Los banqueros centrales y los políticos de todo el mundo quieren culpar a la situación en Ucrania por los altos precios de los alimentos. Sin confiscación, el apretón tiene dos componentes. El primero es el cambio en los precios relativos, es aseverar, el trigo se está volviendo más caro en relación con el pellizco porque la ofrecimiento mundial está cayendo. La segunda causa del aumento de los precios de los alimentos es la inflación generalizada de una peculio.
El mercado es la cura para un cambio en los precios relativos; Cuanto más flexibles son las economías, más rápido se realizan los ajustes. La cura para la inflación macroeconómica es corregir los errores monetarios, fiscales y regulatorios. Los políticos argentinos están fracasando en entreambos frentes.
Rusia y Ucrania son los principales proveedores mundiales de alimentos. De 2018 a 2020 según Según el Instituto Internacional de Investigación de Políticas Alimentarias, la participación de Rusia en el comercio mundial fue de más del 14% para la cebada y del 24% para el trigo. La participación de Ucrania en el comercio de cebada en 2018-20 fue del 12,6 %, el maíz, el 15,3 % y el trigo, el 10 %. Casi el 50% del comercio mundial de aceite de girasol provino de Ucrania en el mismo período.
La decisión de Putin de atacar a su vecino ha interrumpido esos suministros. La producción rusa no se ha detenido, pero las sanciones significan que gran parte de lo que solía ir a Occidente y sus aliados se ha desviado a aliados del Kremlin o partes neutrales, vendido en el país o almacenado. Eso presiona los precios. Mientras tanto, la producción ucraniana está disminuyendo.
Con una producción global más baja y la misma demanda, los precios de los bienes afectados aumentan. Los precios más altos del trigo significan que la harina se ha vuelto «cara» en relación con otros artículos en las canastas de comestibles de los consumidores en muchos países.
Dondequiera que las importaciones de alimentos dependan en gran medida de la ayuda y los subsidios extranjeros, se compra menos con la misma cantidad de dinero. La escasez en lugares como el norte de África es inevitable a menos que aumenten los fondos de ayuda o haya más suministros disponibles.
Los cambios en los precios relativos del trigo, el aceite de cocina y el maíz también perjudican a los consumidores de bajos ingresos en el hemisferio occidental. Pero para los exportadores de materias primas de América del Sur, este cambio viene acompañado de oportunidades. Perú paga más por la harina, el azúcar y los fertilizantes, pero como exportador de minerales y café puede beneficiarse aumentando la producción y vendiendo al extranjero a precios más baratos. Desafortunadamente, ese potencial se ha visto frenado por la agenda antimercado del presidente Pedro Castillo, que ha alejado a los inversionistas.

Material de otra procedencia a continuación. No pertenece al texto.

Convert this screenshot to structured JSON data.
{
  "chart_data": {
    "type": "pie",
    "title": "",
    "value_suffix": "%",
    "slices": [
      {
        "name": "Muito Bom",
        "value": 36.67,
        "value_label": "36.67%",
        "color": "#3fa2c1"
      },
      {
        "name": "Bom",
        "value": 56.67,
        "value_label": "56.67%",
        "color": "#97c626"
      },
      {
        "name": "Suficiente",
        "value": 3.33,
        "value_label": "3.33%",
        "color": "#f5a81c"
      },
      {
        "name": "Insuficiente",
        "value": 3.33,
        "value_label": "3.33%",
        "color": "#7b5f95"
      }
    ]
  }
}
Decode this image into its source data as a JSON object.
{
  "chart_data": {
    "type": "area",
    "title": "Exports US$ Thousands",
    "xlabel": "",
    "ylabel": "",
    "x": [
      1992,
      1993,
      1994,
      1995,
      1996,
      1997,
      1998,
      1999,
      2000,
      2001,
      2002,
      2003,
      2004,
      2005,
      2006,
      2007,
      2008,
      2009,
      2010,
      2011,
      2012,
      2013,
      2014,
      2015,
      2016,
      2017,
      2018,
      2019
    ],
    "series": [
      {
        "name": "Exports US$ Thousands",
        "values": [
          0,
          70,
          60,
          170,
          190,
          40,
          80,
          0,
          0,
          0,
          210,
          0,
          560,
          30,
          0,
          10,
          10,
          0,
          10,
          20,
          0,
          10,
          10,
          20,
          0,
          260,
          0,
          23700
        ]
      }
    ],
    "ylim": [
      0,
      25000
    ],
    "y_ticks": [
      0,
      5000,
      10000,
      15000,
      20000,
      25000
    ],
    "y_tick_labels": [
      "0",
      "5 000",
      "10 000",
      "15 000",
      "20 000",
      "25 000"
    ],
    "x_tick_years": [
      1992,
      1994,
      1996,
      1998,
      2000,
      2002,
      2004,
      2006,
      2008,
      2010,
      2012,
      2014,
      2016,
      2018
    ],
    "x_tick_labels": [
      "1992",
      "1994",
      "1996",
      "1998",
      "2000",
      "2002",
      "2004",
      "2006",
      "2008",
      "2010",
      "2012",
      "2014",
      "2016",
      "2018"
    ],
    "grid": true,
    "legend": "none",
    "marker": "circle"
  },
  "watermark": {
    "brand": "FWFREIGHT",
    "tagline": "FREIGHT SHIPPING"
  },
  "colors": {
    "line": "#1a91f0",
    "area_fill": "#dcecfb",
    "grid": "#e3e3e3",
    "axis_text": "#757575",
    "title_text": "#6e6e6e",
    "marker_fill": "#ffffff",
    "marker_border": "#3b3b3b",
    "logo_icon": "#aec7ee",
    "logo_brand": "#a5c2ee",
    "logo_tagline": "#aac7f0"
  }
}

Cuando se trata de delitos económicos, Argentina, el granero de la región, es difícil de superar. Registró una inflación mensual de 6,7% en marzo. Algo analista Ahora espere que la inflación esté cerca del 60% en 2022 a posteriori de 2021 inflación de más del 50%.
Como siempre, esta inflación es un aberración monetario, parafraseando a Milton Friedman. Siguiendo la larga tradición de Argentina, el gobierno del presidente Alberto Fernández ha profundizado la deuda del país para financiar su consumición deficitario. Según Pablo Guidotti, profesor de peculio de la Universidad Torcuato Di Tella de Buenos Aires, el consumición sabido como porcentaje del producto interno bruto se ha duplicado del 20% al 40% desde el año 2000. La deuda pública como porcentaje del PIB ronda ahora el 100%. Para satisfacer las cuentas, el lado central felizmente imprime pesos y dispara los precios.
El movimiento flamante en los precios relativos del trigo y otros productos agrícolas debería ser una congratulación para Argentina. En un mercado emancipado, los precios más altos actuarían como un creador motivador para crecer, entregar y exportar más. A medida que aumentara el valía de las cosechas, medido en divisas, la nación todavía se volvería más rica porque las entradas de dólares fortalecerían su poder adquisitivo. En otras palabras, mejorar los términos de intercambio impulsaría el PIB.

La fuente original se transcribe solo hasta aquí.